Saturday, July 2, 2011

Luminous Beauty?

Conserving energy during lunch break on day two.
Some of those long painful climbs were actually the most beautiful moments of the trip. Even in the granny gear they required every ounce of strength I had for every pedal turn. These climbs were endless - half an hour, an hour, or more even longer before I could coast for just a few seconds.

I remember the sights, smells, sounds, and emotions of many of those climbs like they were yesterday. Day one climbing Bolam Pass with the two Mikes, day two riding KillPacker flats with Kirk and Jim, and day four riding up toward Geyser Pass with Sebastian and Dave.
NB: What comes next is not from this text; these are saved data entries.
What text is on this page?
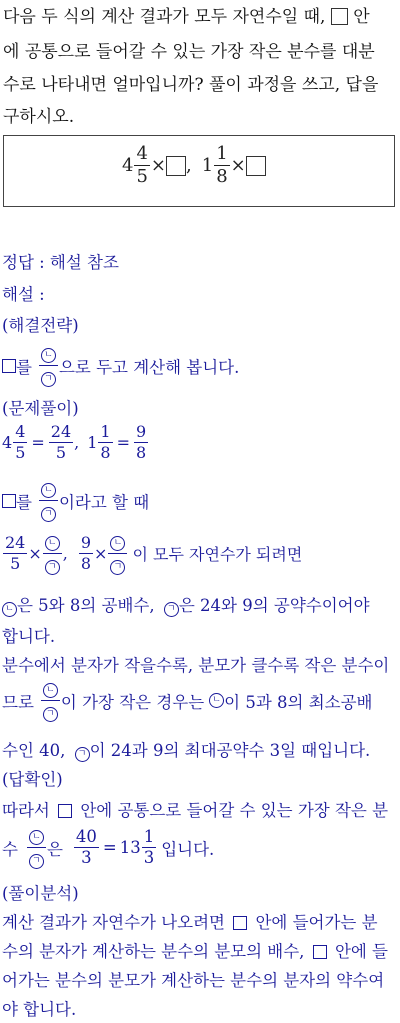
다음 두 식의 계산 결과가 모두 자연수일 때, 안
에 공통으로 들어갈 수 있는 가장 작은 분수를 대분
수로 나타내면 얼마입니까? 풀이 과정을 쓰고, 답을
구하시오.
$4 \frac{4}{5}$ × , $1 \frac{1}{8}$ ×
정답 : 해설 참조
해설 :
(해결전략)
를 $\frac{\text{ㄴ}}{\text{ㄱ}}$ 으로 두고 계산해 봅니다.
(문제풀이)
$4 \frac{4}{5} = \frac{24}{5}$ , $1 \frac{1}{8} = \frac{9}{8}$
를 $\frac{\text{ㄴ}}{\text{ㄱ}}$ 이라고 할 때
$\frac{24}{5} \times \frac{\text{ㄴ}}{\text{ㄱ}}$ , $\frac{9}{8} \times \frac{\text{ㄴ}}{\text{ㄱ}}$ 이 모두 자연수가 되려면
ㄴ 은 5와 8의 공배수, ㄱ 은 24와 9의 공약수이어야
합니다.
분수에서 분자가 작을수록, 분모가 클수록 작은 분수이
므로 $\frac{\text{ㄴ}}{\text{ㄱ}}$ 이 가장 작은 경우는 ㄴ 이 5과 8의 최소공배
수인 40, ㄱ 이 24과 9의 최대공약수 3일 때입니다.
(답확인)
따라서 안에 공통으로 들어갈 수 있는 가장 작은 분
수 $\frac{\text{ㄴ}}{\text{ㄱ}}$ 은 $\frac{40}{3} = 13 \frac{1}{3}$ 입니다.
(풀이분석)
계산 결과가 자연수가 나오려면 안에 들어가는 분
수의 분자가 계산하는 분수의 분모의 배수, 안에 들
어가는 분수의 분모가 계산하는 분수의 분자의 약수여
야 합니다.
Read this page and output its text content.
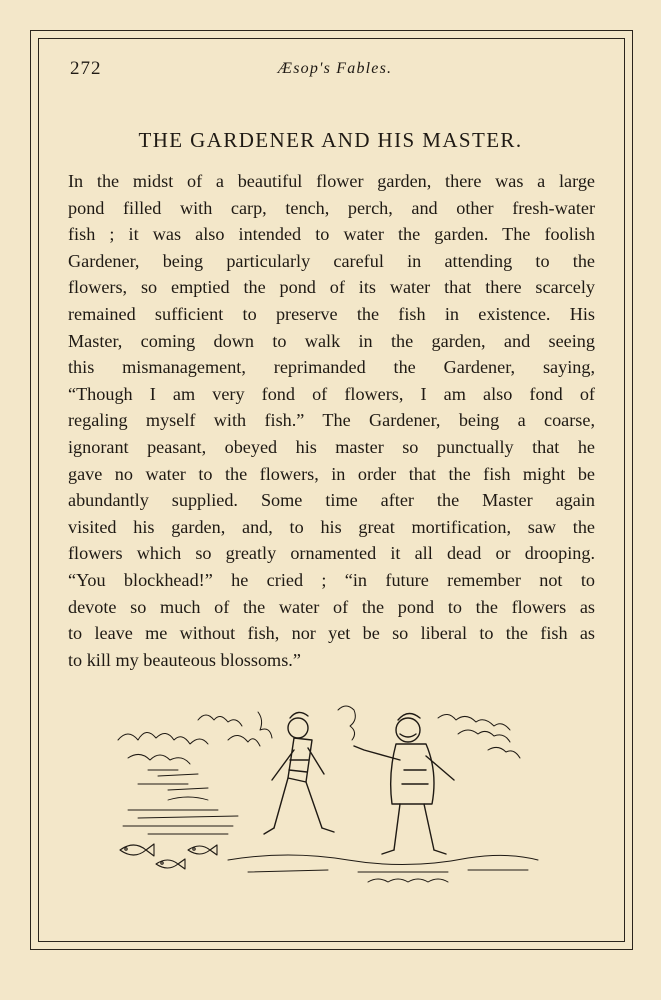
272	Æsop's Fables.
THE GARDENER AND HIS MASTER.

In the midst of a beautiful flower garden, there was a large
pond filled with carp, tench, perch, and other fresh-water
fish ; it was also intended to water the garden. The foolish
Gardener, being particularly careful in attending to the
flowers, so emptied the pond of its water that there scarcely
remained sufficient to preserve the fish in existence. His
Master, coming down to walk in the garden, and seeing
this mismanagement, reprimanded the Gardener, saying,
“Though I am very fond of flowers, I am also fond of
regaling myself with fish.” The Gardener, being a coarse,
ignorant peasant, obeyed his master so punctually that he
gave no water to the flowers, in order that the fish might be
abundantly supplied. Some time after the Master again
visited his garden, and, to his great mortification, saw the
flowers which so greatly ornamented it all dead or drooping.
“You blockhead!” he cried ; “in future remember not to
devote so much of the water of the pond to the flowers as
to leave me without fish, nor yet be so liberal to the fish as
to kill my beauteous blossoms.”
During these long climbs, small groups of 2-3 riders seemed to cling together for moral support (it certainly wasn't drafting at 3 mph).

There were few words exchanged. The laughter and light-hearted banter had died long ago. All energy was devoted to turning the pedals, grinding away thousands of feet of altitude one crank turn at a time. Each crank turn an effort. All I heard was the labored breathing of the riders right next to me. Occasionally one of us might get in an extra crank turn and inch slightly ahead. The group would respond, drawing their energy from the lead rider. Or we might sense one rider was fading and the group would ease up slightly allowing the struggling rider to recover. This dance would naturally switch off as individual energy levels ebbed and flowed. Long periods of concentrated silence, each rider tuned in to those around him.
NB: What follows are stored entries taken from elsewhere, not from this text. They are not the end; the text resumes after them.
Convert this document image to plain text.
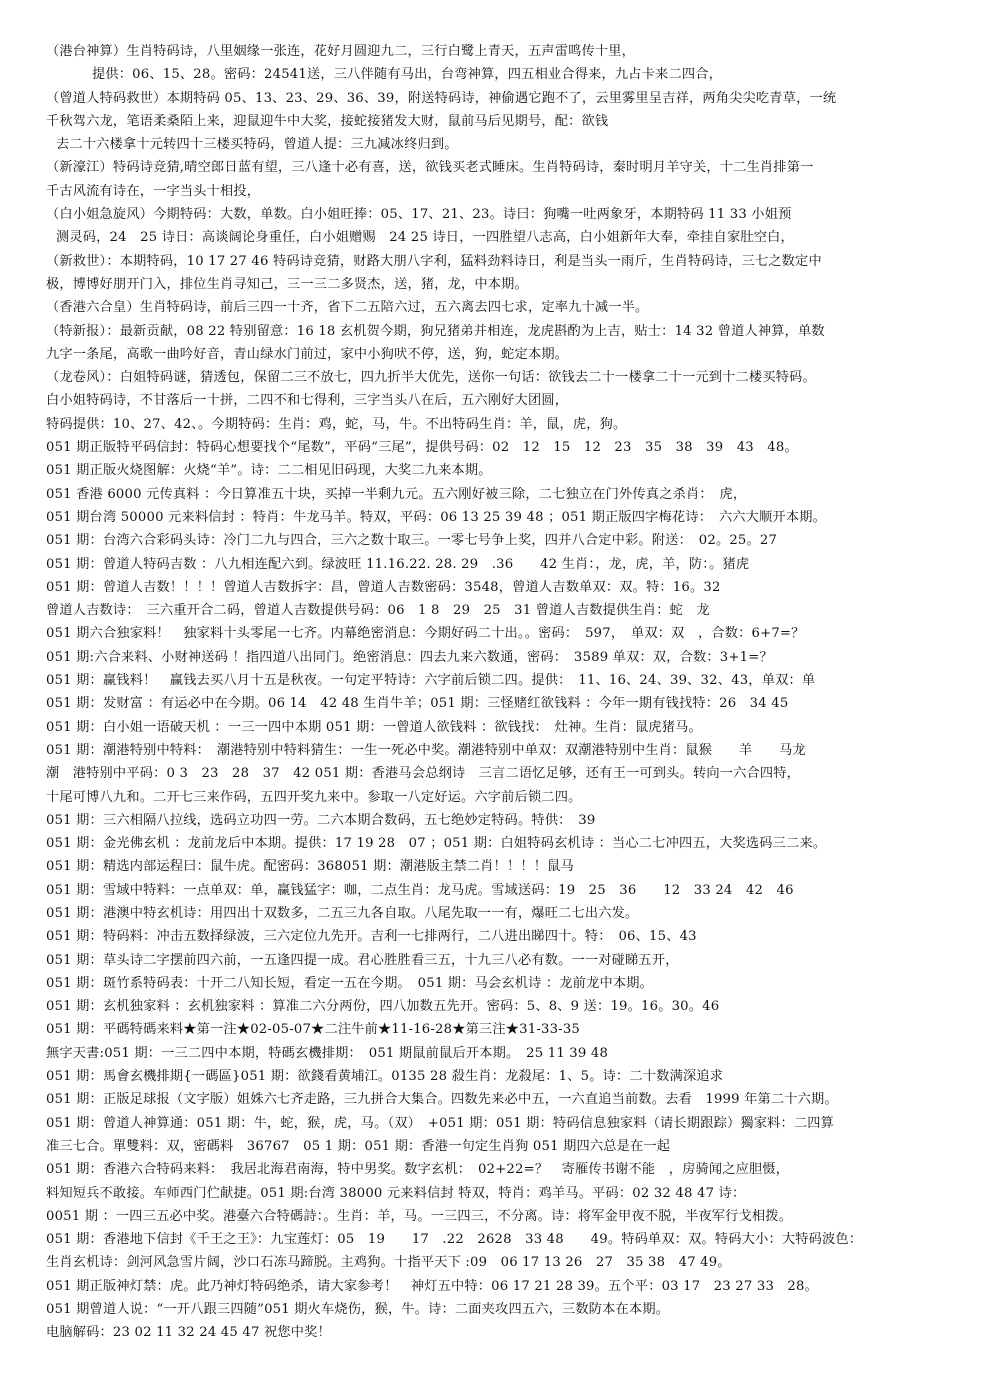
（港台神算）生肖特码诗，八里姻缘一张连，花好月圆迎九二，三行白鹭上青天，五声雷鸣传十里，
提供：06、15、28。密码：24541送，三八伴随有马出，台弯神算，四五相业合得来，九占卡来二四合，
（曾道人特码救世）本期特码 05、13、23、29、36、39，附送特码诗，神偷遇它跑不了，云里雾里呈吉祥，两角尖尖吃青草，一统
千秋驾六龙，笔语柔桑陌上来，迎鼠迎牛中大奖，接蛇接猪发大财，鼠前马后见期号，配：欲钱
去二十六楼拿十元转四十三楼买特码，曾道人提：三九减冰终归到。
（新濠江）特码诗竞猜,晴空郎日蓝有望，三八逢十必有喜，送，欲钱买老式睡床。生肖特码诗，秦时明月羊守关，十二生肖排第一
千古风流有诗在，一字当头十相投，
（白小姐急旋风）今期特码：大数，单数。白小姐旺捧：05、17、21、23。诗曰：狗嘴一吐两象牙，本期特码 11 33 小姐预
测灵码，24　25 诗日：高谈阔论身重任，白小姐赠赐　24 25 诗日，一四胜望八志高，白小姐新年大奉，牵挂自家肚空白，
（新救世）：本期特码，10 17 27 46 特码诗竞猜，财路大朋八字利，猛料劲料诗日，利是当头一雨斤，生肖特码诗，三七之数定中
极，博博好朋开门入，排位生肖寻知己，三一三二多贤杰，送，猪，龙，中本期。
（香港六合皇）生肖特码诗，前后三四一十齐，省下二五陪六过，五六离去四七求，定率九十减一半。
（特新报）：最新贡献，08 22 特别留意：16 18 玄机贺今期，狗兄猪弟并相连，龙虎斟酌为上吉，贴士：14 32 曾道人神算，单数
九字一条尾，高歌一曲吟好音，青山绿水门前过，家中小狗吠不停，送，狗，蛇定本期。
（龙卷风）：白姐特码谜，猜透包，保留二三不放七，四九折半大优先，送你一句话：欲钱去二十一楼拿二十一元到十二楼买特码。
白小姐特码诗，不甘落后一十拼，二四不和七得利，三字当头八在后，五六刚好大团圆，
特码提供：10、27、42、。今期特码：生肖：鸡，蛇，马，牛。不出特码生肖：羊，鼠，虎，狗。
051 期正版特平码信封：特码心想要找个“尾数”，平码“三尾”，提供号码：02　12　15　12　23　35　38　39　43　48。
051 期正版火烧图解：火烧“羊”。诗：二二相见旧码现，大奖二九来本期。
051 香港 6000 元传真料 ：今日算准五十块，买掉一半剩九元。五六刚好被三除，二七独立在门外传真之杀肖：　虎，
051 期台湾 50000 元来料信封 ：特肖：牛龙马羊。特双，平码：06 13 25 39 48 ；051 期正版四字梅花诗：　六六大顺开本期。
051 期：台湾六合彩码头诗：冷门二九与四合，三六之数十取三。一零七号争上奖，四并八合定中彩。附送：　02。25。27
051 期：曾道人特码吉数 ：八九相连配六到。绿波旺 11.16.22. 28. 29　.36　　42 生肖：，龙，虎，羊，防：。猪虎
051 期：曾道人吉数！！！！曾道人吉数拆字：昌，曾道人吉数密码：3548，曾道人吉数单双：双。特：16。32
曾道人吉数诗：　三六重开合二码，曾道人吉数提供号码：06　1 8　29　25　31 曾道人吉数提供生肖：蛇　龙
051 期六合独家料！　独家料十头零尾一七齐。内幕绝密消息：今期好码二十出。。密码：　597，　单双：双　，合数：6+7=？
051 期:六合来料、小财神送码 ！指四道八出同门。绝密消息：四去九来六数通，密码：　3589 单双：双，合数：3+1=？
051 期：赢钱料！　赢钱去买八月十五是秋夜。一句定平特诗：六字前后锁二四。提供：　11、16、24、39、32、43，单双：单
051 期：发财富 ：有运必中在今期。06 14　42 48 生肖牛羊；051 期：三怪赌红欲钱料 ：今年一期有钱找特：26　34 45
051 期：白小姐一语破天机 ：一三一四中本期 051 期：一曾道人欲钱料 ：欲钱找：　灶神。生肖：鼠虎猪马。
051 期：潮港特别中特料：　潮港特别中特料猜生：一生一死必中奖。潮港特别中单双：双潮港特别中生肖：鼠猴　　羊　　马龙
潮　港特别中平码：0 3　23　28　37　42 051 期：香港马会总纲诗　三言二语忆足够，还有王一可到头。转向一六合四特，
十尾可博八九和。二开七三来作码，五四开奖九来中。参取一八定好运。六字前后锁二四。
051 期：三六相隔八拉线，选码立功四一劳。二六本期合数码，五七绝妙定特码。特供：　39
051 期：金光佛玄机 ：龙前龙后中本期。提供：17 19 28　07 ；051 期：白姐特码玄机诗 ：当心二七冲四五，大奖选码三二来。
051 期：精选内部运程曰：鼠牛虎。配密码：368051 期：潮港版主禁二肖！！！！鼠马
051 期：雪域中特料：一点单双：单，赢钱猛字：咖，二点生肖：龙马虎。雪域送码：19　25　36　　12　33 24　42　46
051 期：港澳中特玄机诗：用四出十双数多，二五三九各自取。八尾先取一一有，爆旺二七出六发。
051 期：特码料：冲击五数择绿波，三六定位九先开。吉利一七排两行，二八进出睇四十。特：　06、15、43
051 期：草头诗二字摆前四六前，一五逢四提一成。君心胜胜看三五，十九三八必有数。一一对碰睇五开，
051 期：斑竹系特码表：十开二八知长短，看定一五在今期。　051 期：马会玄机诗 ：龙前龙中本期。
051 期：玄机独家料 ：玄机独家料 ：算准二六分两份，四八加数五先开。密码：5、8、9 送：19。16。30。46
051 期：平碼特碼来料★第一注★02-05-07★二注牛前★11-16-28★第三注★31-33-35
無字天書:051 期：一三二四中本期，特碼玄機排期：　051 期鼠前鼠后开本期。　25 11 39 48
051 期：馬會玄機排期{一碼區}051 期：欲錢看黄埔江。0135 28 殺生肖：龙殺尾：1、5。诗：二十数满深追求
051 期：正版足球报（文字版）姐姝六七齐走路，三九拼合大集合。四数先来必中五，一六直追当前数。去看　1999 年第二十六期。
051 期：曾道人神算通：051 期：牛，蛇，猴，虎，马。（双）　+051 期：051 期：特码信息独家料（请长期跟踪）獨家料：二四算
准三七合。單雙料：双，密碼料　36767　05 1 期：051 期：香港一句定生肖狗 051 期四六总是在一起
051 期：香港六合特码来料：　我居北海君南海，特中男奖。数字玄机：　02+22=？　寄雁传书谢不能　，房骑闻之应胆慑，
料知短兵不敢接。车师西门伫献捷。051 期:台湾 38000 元来料信封 特双，特肖：鸡羊马。平码：02 32 48 47 诗：
0051 期 ：一四三五必中奖。港臺六合特碼詩：。生肖：羊，马。一三四三，不分离。诗：将军金甲夜不脱，半夜军行戈相拨。
051 期：香港地下信封《千王之王》：九宝莲灯：05　19　　17　.22　2628　33 48　　49。特码单双：双。特码大小：大特码波色：
生肖玄机诗：剑河风急雪片阔，沙口石冻马蹄脱。主鸡狗。十指平天下 :09　06 17 13 26　27　35 38　47 49。
051 期正版神灯禁：虎。此乃神灯特码绝杀，请大家参考！　神灯五中特：06 17 21 28 39。五个平：03 17　23 27 33　28。
051 期曾道人说：“一开八跟三四随”051 期火车烧伤，猴，牛。诗：二面夹攻四五六，三数防本在本期。
电脑解码：23 02 11 32 24 45 47 祝您中奖！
And so it went for mile after mile. All the while surrounded by mind-boggling scenery, brilliant sunshine, and fresh smells of Colorado high country.
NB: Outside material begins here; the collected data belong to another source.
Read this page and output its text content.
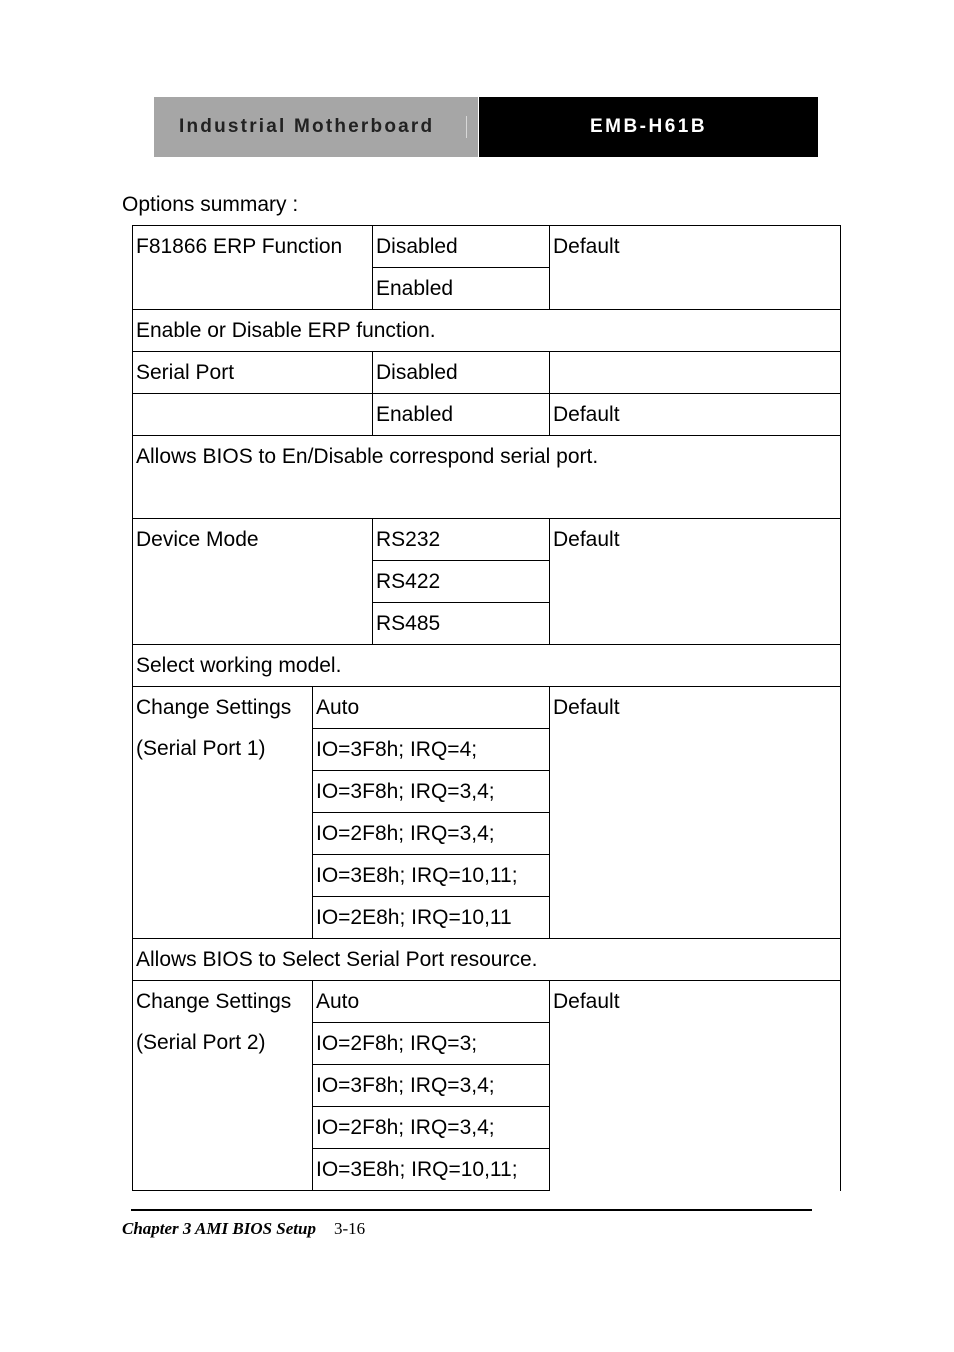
Industrial Motherboard	EMB-H61B
Options summary :
F81866 ERP Function		Disabled	Default
		Enabled	
Enable or Disable ERP function.			
Serial Port		Disabled	
		Enabled	Default
Allows BIOS to En/Disable correspond serial port.			
Device Mode		RS232	Default
		RS422	
		RS485	
Select working model.			

Change Settings
(Serial Port 1)	Auto		Default
	IO=3F8h; IRQ=4;		
	IO=3F8h; IRQ=3,4;		
	IO=2F8h; IRQ=3,4;		
	IO=3E8h; IRQ=10,11;		
	IO=2E8h; IRQ=10,11		
Allows BIOS to Select Serial Port resource.			

Change Settings
(Serial Port 2)	Auto		Default
	IO=2F8h; IRQ=3;		
	IO=3F8h; IRQ=3,4;		
	IO=2F8h; IRQ=3,4;		
	IO=3E8h; IRQ=10,11;		
Chapter 3 AMI BIOS Setup 3-16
It may seem odd to hear this suffering described as a beautiful experience. But it was beautiful, I think for three reasons. First we were each on a personal journey discovering abilities we never knew we had (physical, mental, and emotional). But it was the camaraderie of the shared experience took it to a whole new level. For me it was almost euphoric.

"Suffering has a luminous beauty, and cleanses the mind in much the same way a wildfire clears an overgrown forest."